Loving Vincent è un film biografico che racconta gli ultimi anni del pittore Vincent van Gogh basandosi su più di 800 lettere personali che il pittore scrisse ad amici e famigliari. Il film è ispirato a 120 dipinti di van Gogh e incorpora nella narrazione i personaggi ritratti in ciascuno di essi. Ovviamente, anche le ambientazioni non potevano che ispirarsi alle più famose opere vangoghiane, inserite nella narrazione come location di ciascuna scena. Ecco quindi prendere vita La camera di Vincent ad Arles (1888), La notte stellata (1989) e Campo di grano con volo di corvi (1890), solo per citarne alcuni. L’operazione non è tuttavia un completa novità, già nel 1990 infatti il maestro Akira Kurosawa aveva diretto Yume (Sogni), film composto da 8 episodi, basato sui concetti del realismo magico e su alcuni sogni del regista. Il film racconta la vita di Kurosawa e gli episodi rappresentano i vari periodi della sua vita, partendo dall’infanzia fino alla morte. L’episodio numero cinque, dal titolo Corvi è una vera e propri dichiarazione d’amore a Vincent van Gogh, considerato da Kurosawa il più giapponese tra i pittori occidentali.
Nell’episodio l’alter ego del regista entra letteralmente nei quadri del grande pittore grazie agli effetti speciali della Industrial Light and Magic di George Lucas.

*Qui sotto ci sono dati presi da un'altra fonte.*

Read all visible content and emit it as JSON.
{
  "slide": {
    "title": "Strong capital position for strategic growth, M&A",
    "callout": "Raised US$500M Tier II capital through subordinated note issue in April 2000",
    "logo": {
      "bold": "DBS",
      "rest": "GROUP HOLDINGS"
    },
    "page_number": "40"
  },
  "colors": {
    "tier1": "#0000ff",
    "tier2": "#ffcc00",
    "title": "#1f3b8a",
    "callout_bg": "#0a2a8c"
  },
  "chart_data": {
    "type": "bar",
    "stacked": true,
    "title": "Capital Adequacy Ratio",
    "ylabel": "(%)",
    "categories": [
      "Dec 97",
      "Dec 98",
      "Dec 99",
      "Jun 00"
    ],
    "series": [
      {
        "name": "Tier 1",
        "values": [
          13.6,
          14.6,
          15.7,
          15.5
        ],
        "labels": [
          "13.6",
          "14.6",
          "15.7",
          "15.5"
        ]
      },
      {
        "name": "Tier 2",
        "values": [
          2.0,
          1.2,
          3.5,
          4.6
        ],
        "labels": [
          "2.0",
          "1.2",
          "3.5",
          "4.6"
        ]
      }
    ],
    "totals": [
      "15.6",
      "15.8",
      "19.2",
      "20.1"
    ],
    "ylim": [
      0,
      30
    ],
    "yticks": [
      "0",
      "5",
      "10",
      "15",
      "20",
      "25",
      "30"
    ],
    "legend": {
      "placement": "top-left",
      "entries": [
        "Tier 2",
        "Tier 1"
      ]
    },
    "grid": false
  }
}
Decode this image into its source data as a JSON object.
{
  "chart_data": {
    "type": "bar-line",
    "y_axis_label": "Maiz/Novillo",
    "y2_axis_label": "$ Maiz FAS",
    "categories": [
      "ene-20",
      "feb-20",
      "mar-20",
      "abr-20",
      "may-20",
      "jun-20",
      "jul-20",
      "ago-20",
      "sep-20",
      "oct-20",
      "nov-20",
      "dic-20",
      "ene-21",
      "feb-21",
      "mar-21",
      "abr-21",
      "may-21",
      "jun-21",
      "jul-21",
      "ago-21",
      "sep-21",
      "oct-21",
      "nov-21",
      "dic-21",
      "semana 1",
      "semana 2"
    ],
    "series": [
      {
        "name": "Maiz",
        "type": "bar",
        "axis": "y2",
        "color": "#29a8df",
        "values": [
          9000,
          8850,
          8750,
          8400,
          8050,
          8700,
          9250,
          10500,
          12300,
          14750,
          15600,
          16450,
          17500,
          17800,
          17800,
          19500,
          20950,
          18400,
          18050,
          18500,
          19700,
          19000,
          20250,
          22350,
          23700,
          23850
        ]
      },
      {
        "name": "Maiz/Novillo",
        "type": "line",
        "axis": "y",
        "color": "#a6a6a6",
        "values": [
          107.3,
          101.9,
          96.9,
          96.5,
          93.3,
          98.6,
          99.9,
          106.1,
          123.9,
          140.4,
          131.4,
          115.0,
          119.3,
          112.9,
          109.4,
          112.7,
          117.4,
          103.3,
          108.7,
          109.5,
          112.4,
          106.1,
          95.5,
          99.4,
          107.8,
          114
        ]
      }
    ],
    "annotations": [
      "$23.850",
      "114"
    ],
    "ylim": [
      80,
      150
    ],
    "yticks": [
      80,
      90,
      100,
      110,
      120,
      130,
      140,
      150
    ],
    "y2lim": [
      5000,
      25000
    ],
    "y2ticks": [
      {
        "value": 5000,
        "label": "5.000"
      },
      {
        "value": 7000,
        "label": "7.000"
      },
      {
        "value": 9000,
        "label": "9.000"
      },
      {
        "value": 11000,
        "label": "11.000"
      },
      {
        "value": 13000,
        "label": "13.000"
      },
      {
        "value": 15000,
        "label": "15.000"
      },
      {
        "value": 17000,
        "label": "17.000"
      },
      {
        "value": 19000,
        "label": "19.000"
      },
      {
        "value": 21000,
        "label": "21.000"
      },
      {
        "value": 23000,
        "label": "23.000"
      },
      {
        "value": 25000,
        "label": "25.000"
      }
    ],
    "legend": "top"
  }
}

La nuova opera di Kobiela e Welchman però porta in vita gli stessi personaggi dei ritratti di van Gogh: il dottor Gachet, sua moglie Marguerite, Adeline Ravoux, il tanto amato Pere Tanguy, Louise Chevalier, il dottor Mazery, ciascuno portato alla vita dall’interpretazione di un attore molto somigliante al personaggio ritratto e poi inserito nelle inquadrature dalle abili mani dei pittori ad olio.
Oltre alla bellezza dei dipinti e alla poesia dei paesaggi, l’atmosfera del film è resa splendidamente dalle musiche originali scritte da Clint Mansell, già autore delle colonne sonore di film pluripremiati quali Il Cigno Nero, Moon e π – Il teorema del delirio.
Loving Vincent è una bellissima dichiarazione d’amore degli autori e la prova che l’opera d’arte sopravvive sempre alla biografia di chi l’ha creata.